Rhino Hunt in South-Africa Part 1-2 (approx. 20 Min/Part)
The rhino is second largest land animal after the elephant. Its 2.5-3-ton weight, sizeable horn and stern, irritable nature justifies its mention among the 5 most dangerous large games in Africa. Although its vision is not the brightest, given its sensitive sense of smell, even the smallest breeze can give away the presence of a human.
The rhino spends the better part of the day among the safety of the dense thicket. The hunters usually trace the bull’s tracks in the sand and start pursuing the beast with the help of an experienced tracker. Stalking a rhino can only be done successfully in favourable wind conditions, given its infallible sense of smell. Moreover, the tickbirds often accompanying the rhino immediately signal the approaching danger with their loud chatter. The startled rhino flees with its tail raised, but does not normally run far, (but) it stops to listen as soon as it finds dense vegetation. He often turns back out of curiosity to uncover the source of the noise. The hunters can easily incite the hefty beast to attack if they venture too close.
If the winds are favourable, a rhino can even be stalked in open field. Provided that the hunter obeys certain ground rules, he stands a good change at taking the desired bull down. The animal tends to hang its large, heavy head, further impairing its eyesight, since visibility is also restricted by the surrounding vegetation. When the rhino’s head is not covered by vegetation, the hunter must be motionless. One should avoid shooting a rhino from the front as the risk of wounding is high, and the trophy of the animal, the rhino horn, may also get damaged. The hunter should only take a frontal shot if the rhino is on the attack and he has no other choice.
The hunter must try to get as close as possible in almost complete silence. He should wait for the beast to arrive at a clearing and turns sideways to the hunter.
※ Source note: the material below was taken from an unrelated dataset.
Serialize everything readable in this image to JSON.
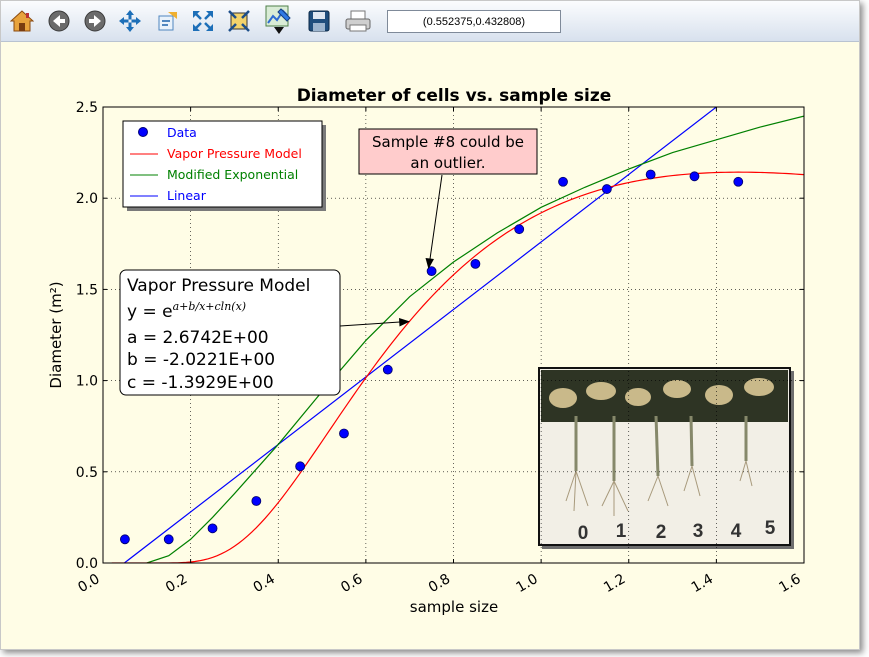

Pursuing the rhino in the thicket makes for a nerve-wrecking, dangerous hunt. The thick, dry vegetation creates an impenetrable living wall, fully absorbing the rhino’s grey colour and making the giant beast virtually invisible. Spotting the rhino hiding in the thicket requires a sharp eye and extensive experience. The hunters must often come dangerously close to be able to take a precise and lethal shot. If they don’t succeed for the first try, the wounded, enraged rhino may attack the hunters head on. In a terrain covered with thin, prickly bushes, quickly climbing up a tree is hardly an option. In such cases, the hunter has nothing but his rifle and his presence of mind to rely on.